まず転校してきた少年――仮にXとしよう――は、校門の前で副会長に会う。ニッコリと擬音がつきそうな位の笑顔なのだが、実はその表情はただのガードなのだ。
人は笑顔に弱い。それこそ笑顔で自分の気持ちを偽る人も多いだろう。副会長はまさにそうだ。学園中の皆からは「笑った顔が素敵」などと言われるが、その笑顔は本人にとっては偽物の表情でしかないのだ。
しかしそんなある日に転校してきたXに、
「そんな顔すんなよ!似合わないぞ!」
と言われたらどうだろうか。
今まで誰一人として気付いてくれなかった自分に、初めて気付いてくれた、と考えても不思議はないだろう。……まあ、本当に学園中の全員が彼の偽物の表情に気付いていなかったか、と聞かれたら答えは不明だ。
さて、副会長を落としたら次は同室者だ。
理事長への挨拶もすませ、もらったカードキーで寮の自室に。そこで出逢うのは――学園内きっての一匹狼と言われる不良。
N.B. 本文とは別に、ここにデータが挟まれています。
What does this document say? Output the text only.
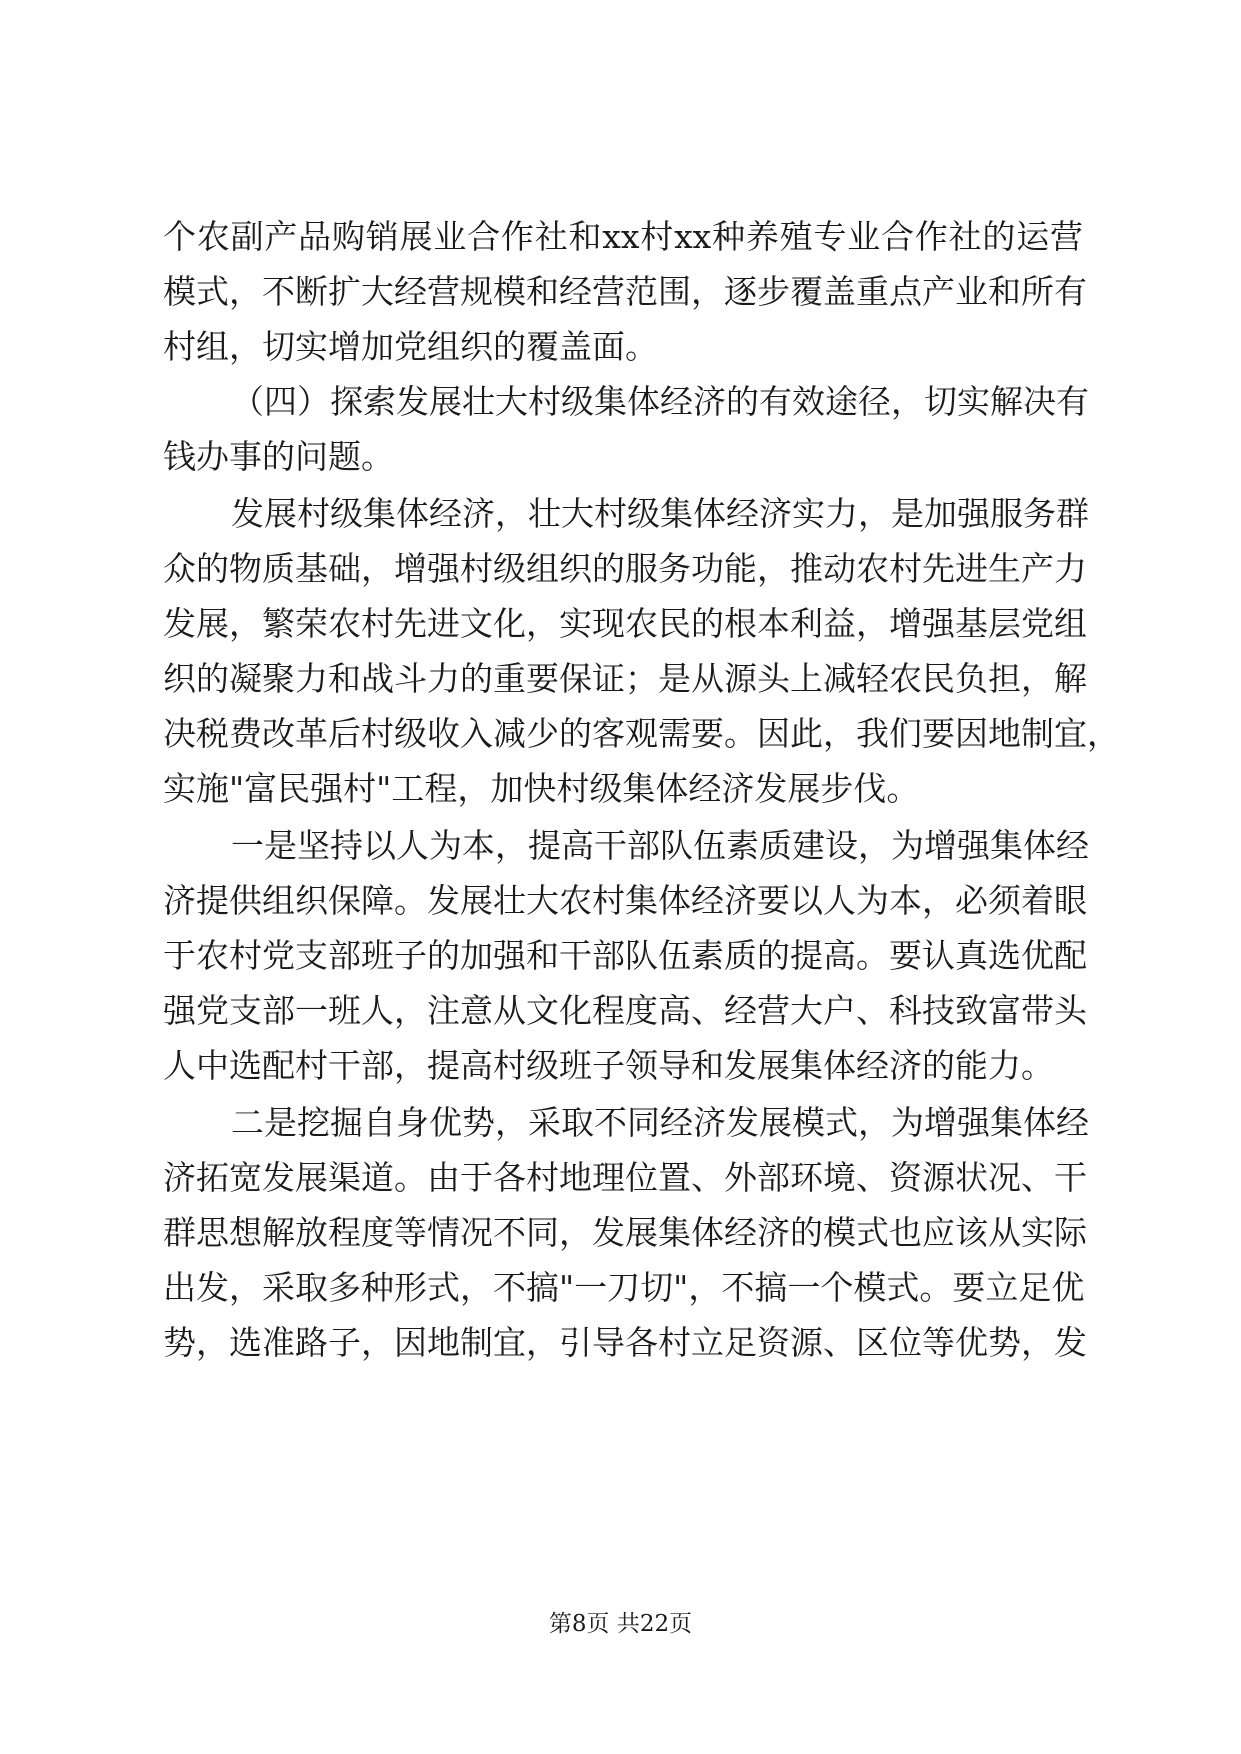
个农副产品购销展业合作社和xx村xx种养殖专业合作社的运营
模式，不断扩大经营规模和经营范围，逐步覆盖重点产业和所有
村组，切实增加党组织的覆盖面。
（四）探索发展壮大村级集体经济的有效途径，切实解决有
钱办事的问题。
发展村级集体经济，壮大村级集体经济实力，是加强服务群
众的物质基础，增强村级组织的服务功能，推动农村先进生产力
发展，繁荣农村先进文化，实现农民的根本利益，增强基层党组
织的凝聚力和战斗力的重要保证；是从源头上减轻农民负担，解
决税费改革后村级收入减少的客观需要。因此，我们要因地制宜，
实施"富民强村"工程，加快村级集体经济发展步伐。
一是坚持以人为本，提高干部队伍素质建设，为增强集体经
济提供组织保障。发展壮大农村集体经济要以人为本，必须着眼
于农村党支部班子的加强和干部队伍素质的提高。要认真选优配
强党支部一班人，注意从文化程度高、经营大户、科技致富带头
人中选配村干部，提高村级班子领导和发展集体经济的能力。
二是挖掘自身优势，采取不同经济发展模式，为增强集体经
济拓宽发展渠道。由于各村地理位置、外部环境、资源状况、干
群思想解放程度等情况不同，发展集体经济的模式也应该从实际
出发，采取多种形式，不搞"一刀切"，不搞一个模式。要立足优
势，选准路子，因地制宜，引导各村立足资源、区位等优势，发
第8页 共22页
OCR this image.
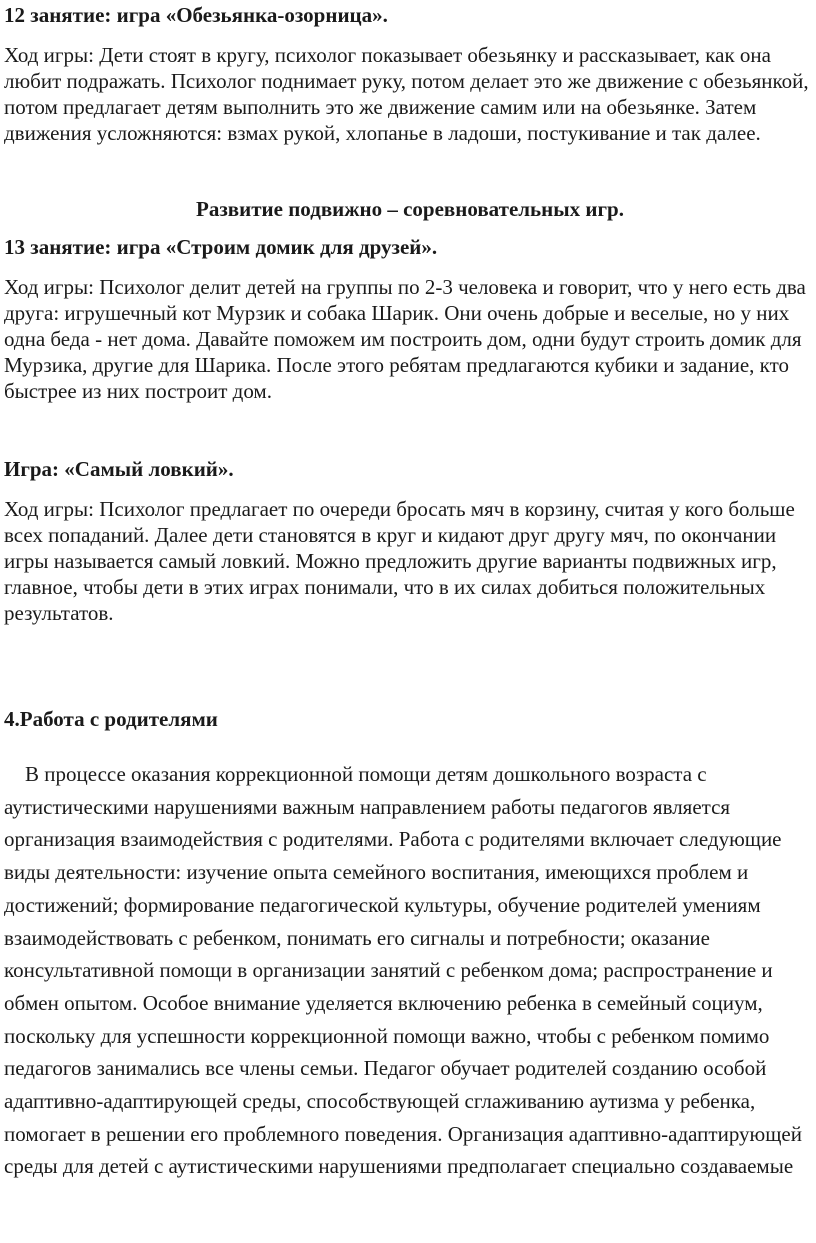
12 занятие: игра «Обезьянка-озорница».

Ход игры: Дети стоят в кругу, психолог показывает обезьянку и рассказывает, как она любит подражать. Психолог поднимает руку, потом делает это же движение с обезьянкой, потом предлагает детям выполнить это же движение самим или на обезьянке. Затем движения усложняются: взмах рукой, хлопанье в ладоши, постукивание и так далее.

Развитие подвижно – соревновательных игр.

13 занятие: игра «Строим домик для друзей».

Ход игры: Психолог делит детей на группы по 2-3 человека и говорит, что у него есть два друга: игрушечный кот Мурзик и собака Шарик. Они очень добрые и веселые, но у них одна беда - нет дома. Давайте поможем им построить дом, одни будут строить домик для Мурзика, другие для Шарика. После этого ребятам предлагаются кубики и задание, кто быстрее из них построит дом.

Игра: «Самый ловкий».

Ход игры: Психолог предлагает по очереди бросать мяч в корзину, считая у кого больше всех попаданий. Далее дети становятся в круг и кидают друг другу мяч, по окончании игры называется самый ловкий. Можно предложить другие варианты подвижных игр, главное, чтобы дети в этих играх понимали, что в их силах добиться положительных результатов.

4.Работа с родителями

В процессе оказания коррекционной помощи детям дошкольного возраста с аутистическими нарушениями важным направлением работы педагогов является организация взаимодействия с родителями. Работа с родителями включает следующие виды деятельности: изучение опыта семейного воспитания, имеющихся проблем и достижений; формирование педагогической культуры, обучение родителей умениям взаимодействовать с ребенком, понимать его сигналы и потребности; оказание консультативной помощи в организации занятий с ребенком дома; распространение и обмен опытом. Особое внимание уделяется включению ребенка в семейный социум, поскольку для успешности коррекционной помощи важно, чтобы с ребенком помимо педагогов занимались все члены семьи. Педагог обучает родителей созданию особой адаптивно-адаптирующей среды, способствующей сглаживанию аутизма у ребенка, помогает в решении его проблемного поведения. Организация адаптивно-адаптирующей среды для детей с аутистическими нарушениями предполагает специально создаваемые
自分からは決して喧嘩を売らないが、買った喧嘩の勝率は百パーセント。大概染めた髪やその強さから二つ名をつけられていることが多い。……数十年後には黒歴史になっているだろうが、な。
不良はいきなり現れた同室者のXに殴りかかる――が、あっさり避けられ、逆に自分が殴られる。そこで初めて自分が負け、自分を倒したXになつく……のだ。要約すると、殴られる→なつく、だ。……ヤバイ。要約しなきゃよかった。気持ち悪い。
気をとり直して転校初日。職員室に自分のクラスの担任を探しに来たら、そこにいたのはホストに見える大人のフェロモンがムンムンの美形。どうやら彼が自分の担任だ、と気付いたXは、
「お前かっこいいな!俺、X!なあなあ、名前は!?」
と元気に自己紹介する。初めて会った人種に戸惑う教師だが、やがてXが純粋無垢な少年と知り守ってあげたくなる……そうだ。
あらためて簡潔に述べると、Xはイケメンホイホイである。
そんなXだが、生徒会の役員たちと仲良くなるにつれて、気分が悪くなるのが『風紀委員会』だ。
生徒会が学園の頂点だとしたら、風紀は学園の支配者だ。表立って学園を改革する生徒会に対し、学園内での厄介事を処理する役職。それが風紀委員会である。
生徒会と対立するだけあって風紀委員会にも美形が多い。風紀委員長は、ワイルドフェロモン系の美形だ。腕っぷしも強く、多対一でも相手を捩じ伏せる力量がなければ務まらない。
そんな知り合いの紹介だ。月詠 千歳という。
身長二メートル〇六センチという巨漢で、髪をオールバックにした美形。耳元から覗くピアスが野生的な雰囲気を醸し出し、近付く事すらためらう見た目をした男、それが千歳だ。
基本無口な彼だが、そんな見た目が役立つのが取り調べだ。……こう書くと刑事っぽいな。見た目はヤのつく自由業か、はたまた裏社会に両足どっぷり突っ込んでいる顔だが。
その見た目から、彼と一対一になって自白しなかった者はいないそうだ。言い訳してみたが、
「そうか……で?」
と繰り返されて心が折られた、と知り合いが嘆いていた。まあアイツの場合関係ないものを持ってくるからたまにある持ち物検査で悲惨な目にあうんだ。
どんなに嘘をついても彼の前には無意味だ。その理由を彼は「臭うから」だと言っていた。刑事のカンみたいで格好いいが凄くダサい。
……まあ実際に千歳には嘘が臭うらしいが。
月詠千歳の鼻はおかしいのだ。彼には嘘が「臭い」として残る。
風紀委員長にふさわしい鼻だな。現在の所、嘘発見率百パーセントを誇っている。